Los pasos marcan las pautas del tiempo. Jadeando por el esfuerzo, al tiempo que anticipamos la vista, nos entregamos al camino. Vista larga y paso corto. Estamos cerca de llegar a lo alto, a la cuerda, para seguir hasta el pico del Lobo, pero estamos muy cansados. El cuentakilómetros del cerebro se queda en blanco. Los jóvenes podrían seguir, pero, en atención a los mayores y con actitud de digna capitulación, vamos a dar la vuelta porque también se hace tarde para comer.
Más tarde vemos el otro lado de la plaza, con la iglesia
de Ntra Sra del Manto, conjunto renacentista de finales del siglo XV y
principios del XVI, con planta rectangular de tres naves y un ábside.
Posteriormente se le añadieron capillas, sacristía, baptisterio y la torre
campanario, coronada por balaustrada de piedra y flameros.
Todavía vemos el aparcamiento de autocaravanas antes de salir. La hostelería está presente en cualquier momento, en cualquier casona, incluso en antiguos palacetes reconvertidos. Hoy está cerrado, pero en plena temporada tendrá mucha clientela.

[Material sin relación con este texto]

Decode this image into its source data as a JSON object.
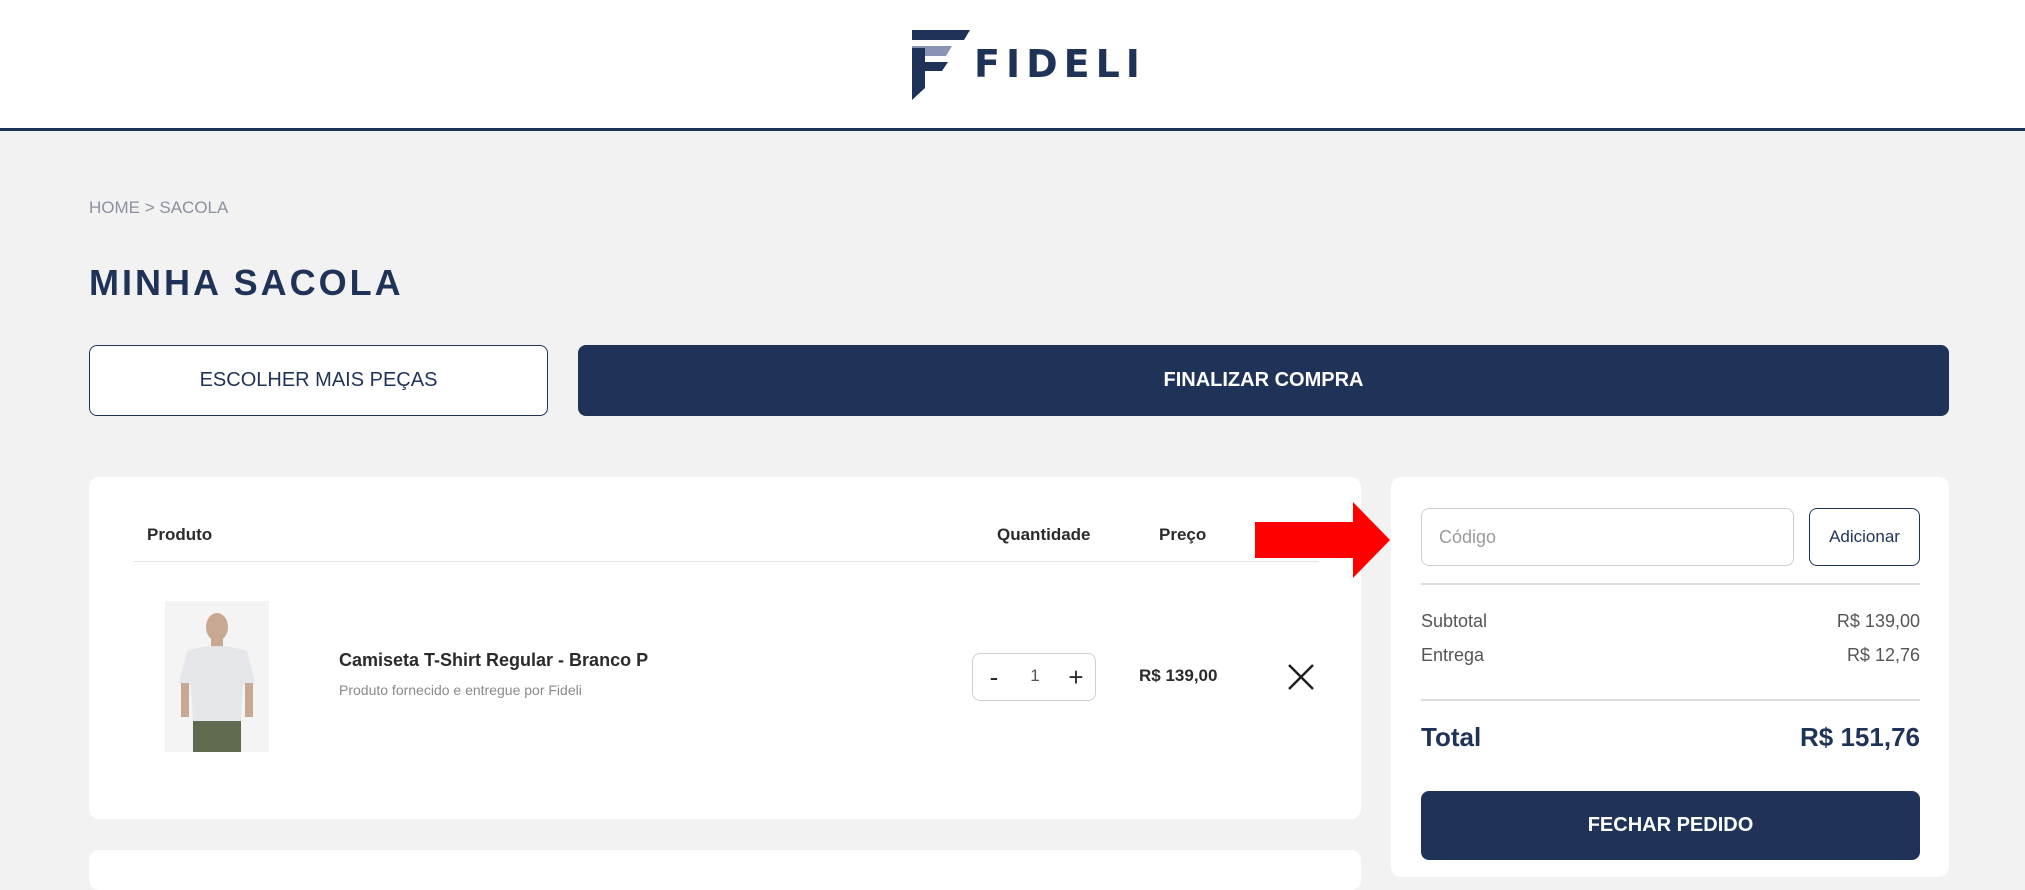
{
  "brand": {
    "logo_text": "FIDELI",
    "primary_color": "#1f3358"
  },
  "breadcrumb": "HOME > SACOLA",
  "page_title": "MINHA SACOLA",
  "actions": {
    "continue_label": "ESCOLHER MAIS PEÇAS",
    "checkout_label": "FINALIZAR COMPRA"
  },
  "cart": {
    "headers": {
      "product": "Produto",
      "quantity": "Quantidade",
      "price": "Preço"
    },
    "items": [
      {
        "name": "Camiseta T-Shirt Regular - Branco P",
        "seller": "Produto fornecido e entregue por Fideli",
        "quantity": "1",
        "minus": "-",
        "plus": "+",
        "price": "R$ 139,00"
      }
    ]
  },
  "annotation": {
    "arrow_color": "#ff0000"
  },
  "summary": {
    "coupon_placeholder": "Código",
    "coupon_button": "Adicionar",
    "subtotal_label": "Subtotal",
    "subtotal_value": "R$ 139,00",
    "shipping_label": "Entrega",
    "shipping_value": "R$ 12,76",
    "total_label": "Total",
    "total_value": "R$ 151,76",
    "checkout_button": "FECHAR PEDIDO"
  }
}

Salimos por el parque de El Rasero, con el antiguo Vía
Crucis y sus 18 cruces de piedra y la ermita de San Roque, construida tras la
epidemia de finales del siglo XVI, aunque el porche de la entrada es de los
años 1980.
A la salida nos acordamos de otra ruta cercana en años
más jóvenes. Desde Riaza, cruzar el puerto de la Quesera (hayedo de la Pedrosa
a nueve km, 87.000 has de extensión, altura 1.500-1.700 m, nacimiento del río
Riaza) en bicicleta hasta Majaelrayo. Eran otros tiempos.